SPP’s Adam Bell, representing its interregional relations department, reviewed with stakeholders initial feedback gathered by the IPSAC in December following the first study’s conclusion. He said staff reviewed the suggestions it has already received, separating them into process-improvement options, scope-related suggestions and issues to be addressed later.
“We knew this being the first time through the process, we would have significant room for improvement, and that turned out to be true,” Bell said.
Potential improvements include aligning the system plan’s timing with SPP’s Integrated Transmission Process and the MTEP process; aligning the CSP’s models with the RTOs’ regional models; using broader metrics; creating task teams to create more transparency for stakeholders into the process; and providing more information on why projects did not pass screens or were not recommended as interregional projects.
Bell also suggested creating a separate interregional evaluation process to replace SPP’s and MISO’s separate regional review processes and requiring the respective boards of directors to vote up or down on any project recommended by the JPC.
Kelley noted interregional projects have to come through the Order 1000 process. “In lieu of separate regional reviews, we would rely on the results of the interregional evaluations,” he said. “We will still go through three [sets of] approvals but rely on only one review.”
Added Complexity
With the addition of the Integrated System, staff pointed out, the MISO-SPP seam is now approximately 1,200 miles long, and includes more than 60 interconnections, adding to the complexity of determining interregional projects. The concentration of wind energy in the upper Midwest has only exacerbated the situation.

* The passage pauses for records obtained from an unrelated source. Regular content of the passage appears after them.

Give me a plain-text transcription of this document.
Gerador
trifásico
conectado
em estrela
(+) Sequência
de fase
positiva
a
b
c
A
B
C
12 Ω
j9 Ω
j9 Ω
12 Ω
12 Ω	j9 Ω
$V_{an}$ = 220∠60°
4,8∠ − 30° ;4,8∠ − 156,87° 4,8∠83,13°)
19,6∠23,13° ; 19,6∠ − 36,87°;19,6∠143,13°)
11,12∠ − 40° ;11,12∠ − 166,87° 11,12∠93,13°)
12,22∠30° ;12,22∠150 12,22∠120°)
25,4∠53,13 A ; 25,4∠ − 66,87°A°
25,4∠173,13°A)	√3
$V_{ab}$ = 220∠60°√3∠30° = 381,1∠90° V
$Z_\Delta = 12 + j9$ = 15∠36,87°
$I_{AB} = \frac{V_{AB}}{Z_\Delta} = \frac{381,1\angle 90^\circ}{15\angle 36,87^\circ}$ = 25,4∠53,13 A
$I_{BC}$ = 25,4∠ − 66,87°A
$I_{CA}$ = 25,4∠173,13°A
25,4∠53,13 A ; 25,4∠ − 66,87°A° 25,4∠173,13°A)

Dan Lenihan, manager of transmission and distribution planning for the Omaha Public Power District, said Nebraska has historically seen heavy north-to-south flows in the summer and a reversal during the winter. “With the large addition of variable energy,” he said, “we’ve seen those north-and-south flows flip on almost a daily basis, depending on how the wind blows.”
“I’m always surprised how this much wind can be added without the transmission to support it,” said Paul Malone, transmission compliance and planning manager with the Nebraska Public Power District. “We’re looking for mitigation on this, or MISO can build some more outlet transmission.”
Xcel Energy asked the RTOs to examine the “very complex” seam along North Dakota. “We would like to determine if any efficiencies in interregional coordination can be found to increase system reliability and provide more cost-effective operational solutions,” said Drew Siebenaler, a transmission and regional planning engineer with Xcel.
Several other stakeholders suggested future studies take into account the growing development of wind energy and other renewables, which are crowding out coal generation.
“Most people acknowledge we’re seeing a shift to lower-carbon generation. I think we missed that in the last study with the [business-as-usual] case,” said the Wind Coalition’s Steve Gaw. “I think it makes sense to make that commitment in the studies going forward. I think it very important, especially considering the seams have increased in distance and we’re involved in a lot more states now.”
Kelley, while welcoming the feedback and asking for more from the stakeholders, pointed out such a study would be the time-consuming, 18-month analysis to which some were objecting.
“If we were to look at a carbon-constrained future, that would be a comprehensive, broad study,” Kelley said. “We could do the exact study we just did, except the [business-as-usual case] would be a carbon-constrained future instead.”
— Amanda Durish Cook contributed to this article.